¿Infancia?

Melanie Martinez - Milk and Cookies.

Contuve la risa cuando la doctora Payne habló de la infancia. Ella dijo que es la etapa más importante en la vida de un humano porque son los vestigios que el adulto tendrá. Un tiempo de desarrollo en todo sentido. Todo eso de que el niño debería vivir una infancia plena, completar etapas, desarrollarse emocional y cognitivamente, y qué se yo, me obligó a morder mi lengua para no soltar risotadas fuera de lugar.

La última vez que toqué el tema “mi infancia”, mi terapeuta prestó mucha atención —que me vio como un loco— a los gestos que hacía, las cosas que decía y ahora me doy cuenta de que me concentré más en su reacción que en lo que salía de mi boca.
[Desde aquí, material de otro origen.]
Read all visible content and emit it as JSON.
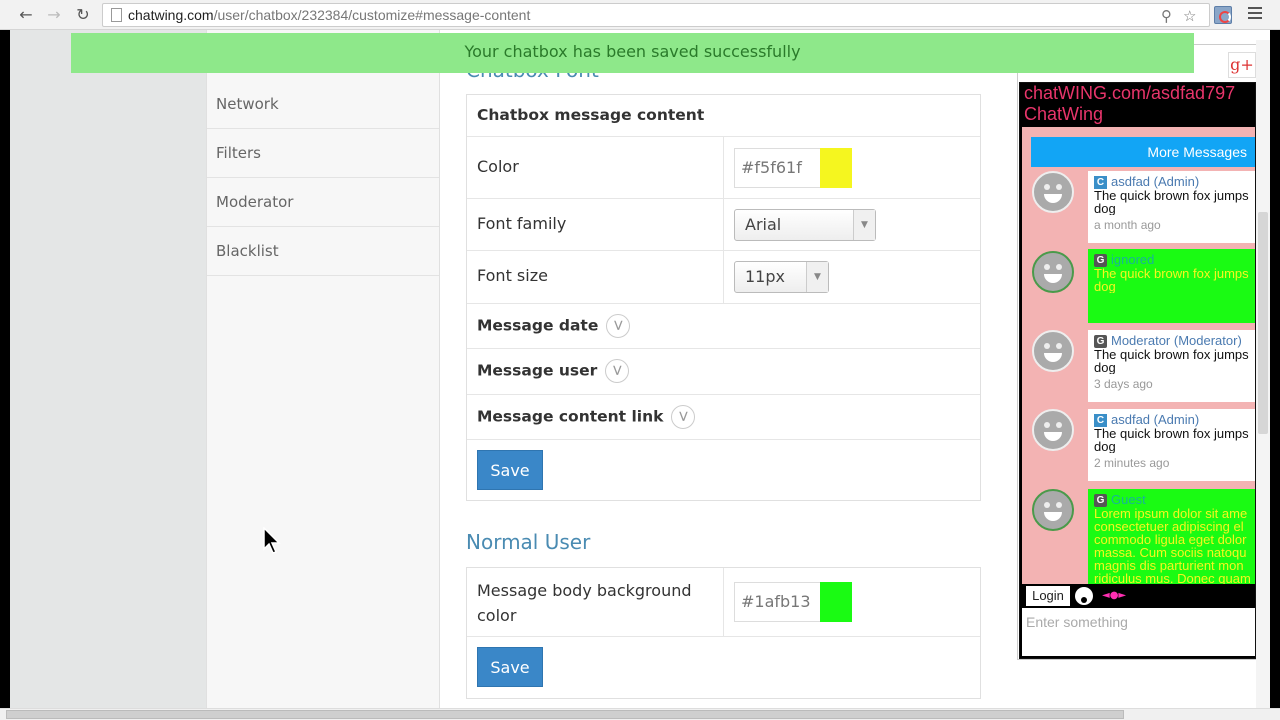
{
  "browser": {
    "url_host": "chatwing.com",
    "url_path": "/user/chatbox/232384/customize#message-content",
    "back_icon": "arrow-left",
    "forward_icon": "arrow-right",
    "reload_icon": "reload",
    "zoom_icon": "magnifier-plus",
    "bookmark_icon": "star-outline",
    "menu_icon": "hamburger"
  },
  "toast": {
    "message": "Your chatbox has been saved successfully",
    "color": "#8ee88a"
  },
  "sidebar": {
    "items": [
      {
        "label": "Network"
      },
      {
        "label": "Filters"
      },
      {
        "label": "Moderator"
      },
      {
        "label": "Blacklist"
      }
    ]
  },
  "main": {
    "font_section": {
      "title": "Chatbox Font",
      "panel_header": "Chatbox message content",
      "color_label": "Color",
      "color_value": "#f5f61f",
      "font_family_label": "Font family",
      "font_family_value": "Arial",
      "font_size_label": "Font size",
      "font_size_value": "11px",
      "collapsibles": [
        {
          "label": "Message date"
        },
        {
          "label": "Message user"
        },
        {
          "label": "Message content link"
        }
      ],
      "save_label": "Save"
    },
    "normal_user_section": {
      "title": "Normal User",
      "bg_color_label": "Message body background color",
      "bg_color_value": "#1afb13",
      "save_label": "Save"
    }
  },
  "chatbox_preview": {
    "gplus_label": "g+",
    "title_line1": "chatWING.com/asdfad797",
    "title_line2": "ChatWing",
    "more_messages_label": "More Messages",
    "messages": [
      {
        "badge": "C",
        "user": "asdfad (Admin)",
        "text": "The quick brown fox jumps\ndog",
        "time": "a month ago"
      },
      {
        "badge": "G",
        "user": "ignored",
        "text": "The quick brown fox jumps\ndog",
        "time": ""
      },
      {
        "badge": "G",
        "user": "Moderator (Moderator)",
        "text": "The quick brown fox jumps\ndog",
        "time": "3 days ago"
      },
      {
        "badge": "C",
        "user": "asdfad (Admin)",
        "text": "The quick brown fox jumps\ndog",
        "time": "2 minutes ago"
      },
      {
        "badge": "G",
        "user": "Guest",
        "text": "Lorem ipsum dolor sit ame\nconsectetuer adipiscing el\ncommodo ligula eget dolor\nmassa. Cum sociis natoqu\nmagnis dis parturient mon\nridiculus mus. Donec quam",
        "time": ""
      }
    ],
    "login_label": "Login",
    "input_placeholder": "Enter something"
  }
}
Tal vez, por prestarle más atención a ella, olvidé restringir algo de información y no me di cuenta, ni me saltó en el radar de peligro cuando ella hacía anotaciones en su libreta o indagaba sobre algo en particular.

Por treinta minutos le hablé cómo es que viví esa etapa tan bella, inocente, alegre y toda la m****a de adjetivo que exista.

El Mason de niño quizás era un poco más normal que el Mason adolescente. Al menos tenía miedo y luchaba contra el dolor, no lo aceptaba como parte de su disfuncional existencia. Como todo en mi vida, el miedo tampoco podía existir para hacerme más normal y menos monstruo.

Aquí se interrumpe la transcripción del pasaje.